Authentication and authorisation sequence diagram

Authentication and authorisation sequence diagram

Docker containers and volumes

The interesting thing about using Docker with microservices is that you can define a container image per microservice then host those containers in various arrangements of Docker host machines to make your architecture. The containers can be created/destroyed easily, give guarantees of isolation from other containers and only expose what you define (ports/folders etc.). This makes them easily portable between hosts compared to something like a puppet module that needs more care and configuration to ensure it can operate on the puppet host.

To develop and test the solution locally I used a development architecture defined in a Docker Compose yaml file (here). This created a number of containers with volumes and exposed ports then links them together appropriately.

Below shows architectures which can be built using the containers.

Development architecture

Development architecture diagram

This is a small scale architecture intended for local development. Developers can spin this up quickly and work on the full application stack. It uses a single Docker host (the boot2docker VM) with single containers for each microservice. This means that if any of the containers or services fail there is no redundancy.

Small scaled architecture

Small scaled architecture diagram

This is a larger scale architecture, using HAProxy to load balance and introduce redundancy. This architecture allows scaling the business microservices to handle increasing/decreasing load.
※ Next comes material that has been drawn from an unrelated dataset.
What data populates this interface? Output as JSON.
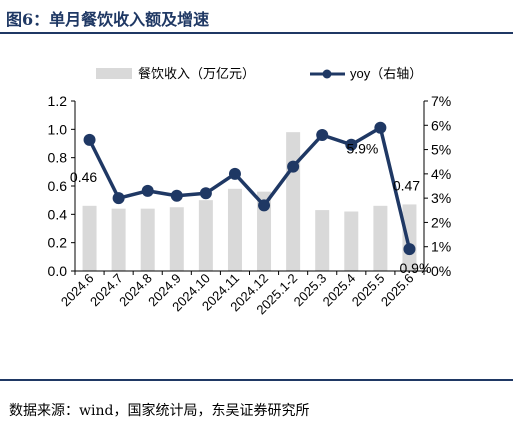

Large scaling architecture

Large scaling architecture diagram

This is an example production architecture, running on multiple Docker hosts with redundancy for all microservices and load balancing for the web servers. The number of hosts you have per container can be increased/decreased dynamically based on the individual load on each service and each container can be updated without downtime by rolling updates.

On a real production architecture you would want to include:

  • Healthchecks
  • Monitoring (e.g. Dropwizard Metrics pushing to Graphite)
  • Dynamic scaling based on load monitoring
  • Periodic backups of peristed data
  • Security testing

Conclusions

I found working with Docker extremely easy, the tooling and available images made it simple to create containers to do what I needed. For development the speed I could create and start containers for the microservices was amazing, 5 secs to spin up the entire 6 container solution with Docker Compose. Compared to development using individual VMs provisioned by Puppet and Vagrant this was lightning fast. Accessing the data/logs on the containers was simple also, making debug a lot easier, and remote debug by opening ports was also possible.

Still have some concerns about how production ready my containers would be and what I would need to do to make them secure. I did not touch on a lot of the work which would be necessary to create and provision the Docker hosts themselves, including configuration of the microservices and Nginx containers per host. For a reasonable sized architecture this would require a tool like Puppet anyway so would not save much effort on the operations side.

I would like a chance to use some sort of containerisation in a real project and see how it works out, in the development side, operations for deployment in environment and in actual production use. For now I'd definitely recommend developers to try it out for defining and running their local development environments as an alternative to complex boxen/vagrant setups.